Quando i vari Cameron, Hollande, Merkel, Renzi e così via decidono di allinearsi agli USA ad esempio sull'Ucraina, non lo fanno perchè credono che questa sia la scelta più vantaggiosa per i loro poli, ma perchè subiscono gli ordini di questa cupola capitalista a cui non sanno sottrarsi. 
Devo aggiungere a onor del vero che io continuo a credere che un forte spirito nazionale esista ancora in Germania, e che quindi la Merkel faccia certe scelte a malincuore, ma si capisce che la Germania non può farsi isolare e deve accettare di condividere certe scelte, ma con uno spirito di riserva che potrebbe in futuro dare conseguenze significative. 
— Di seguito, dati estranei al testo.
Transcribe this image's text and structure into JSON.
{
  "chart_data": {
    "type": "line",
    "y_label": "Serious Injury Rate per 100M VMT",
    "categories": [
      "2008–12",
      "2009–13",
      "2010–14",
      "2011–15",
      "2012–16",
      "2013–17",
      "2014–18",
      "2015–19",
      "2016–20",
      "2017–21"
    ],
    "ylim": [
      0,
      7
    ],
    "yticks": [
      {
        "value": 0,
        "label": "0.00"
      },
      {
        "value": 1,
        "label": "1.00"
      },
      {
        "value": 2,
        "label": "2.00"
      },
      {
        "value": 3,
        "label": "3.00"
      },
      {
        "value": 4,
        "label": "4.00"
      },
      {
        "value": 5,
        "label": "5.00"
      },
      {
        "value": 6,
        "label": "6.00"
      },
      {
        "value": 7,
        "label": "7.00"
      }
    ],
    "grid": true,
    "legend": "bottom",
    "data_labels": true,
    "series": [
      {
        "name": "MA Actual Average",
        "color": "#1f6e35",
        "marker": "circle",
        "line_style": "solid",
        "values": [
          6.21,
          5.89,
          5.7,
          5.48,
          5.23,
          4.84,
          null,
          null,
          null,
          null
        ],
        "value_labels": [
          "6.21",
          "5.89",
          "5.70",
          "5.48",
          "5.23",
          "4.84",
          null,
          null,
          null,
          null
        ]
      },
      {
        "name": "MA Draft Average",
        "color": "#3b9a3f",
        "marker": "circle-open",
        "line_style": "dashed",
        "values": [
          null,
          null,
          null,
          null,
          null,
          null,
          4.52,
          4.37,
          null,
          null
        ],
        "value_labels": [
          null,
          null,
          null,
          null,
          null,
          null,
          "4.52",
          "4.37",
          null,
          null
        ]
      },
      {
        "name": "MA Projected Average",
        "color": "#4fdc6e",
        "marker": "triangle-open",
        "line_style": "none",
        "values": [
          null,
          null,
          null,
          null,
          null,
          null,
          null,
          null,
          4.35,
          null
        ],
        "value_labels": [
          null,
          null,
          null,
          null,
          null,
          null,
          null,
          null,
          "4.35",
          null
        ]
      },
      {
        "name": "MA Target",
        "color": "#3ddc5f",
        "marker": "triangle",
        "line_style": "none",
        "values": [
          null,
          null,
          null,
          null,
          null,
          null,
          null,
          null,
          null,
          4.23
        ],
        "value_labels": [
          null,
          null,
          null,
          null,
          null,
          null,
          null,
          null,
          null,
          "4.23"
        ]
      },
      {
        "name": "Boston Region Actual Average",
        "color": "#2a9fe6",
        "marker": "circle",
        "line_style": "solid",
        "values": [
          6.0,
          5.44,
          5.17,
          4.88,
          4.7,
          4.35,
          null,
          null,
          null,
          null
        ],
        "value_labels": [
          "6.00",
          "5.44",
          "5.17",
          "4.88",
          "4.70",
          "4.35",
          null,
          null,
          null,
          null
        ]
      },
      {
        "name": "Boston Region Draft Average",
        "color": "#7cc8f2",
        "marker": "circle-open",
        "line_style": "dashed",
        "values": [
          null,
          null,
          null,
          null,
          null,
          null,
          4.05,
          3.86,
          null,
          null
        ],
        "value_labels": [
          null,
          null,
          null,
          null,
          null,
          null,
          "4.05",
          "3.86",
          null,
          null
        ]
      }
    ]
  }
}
Per queste considerazioni, sono più che mai convinto che la lotta anticapitalista sia di estrema attualità, e credo tuttavia che il pensiero di Marx, tranne in suoi specifici aspetti sia ormai un'arma spuntata e si debba passare a nuove teorie a partire da considerazioni ambientaliste come credo i miei lettori abituali già abbiano letto su questo blog. Solo marginalizzando l'economia, si può davvero superare il capitalismo.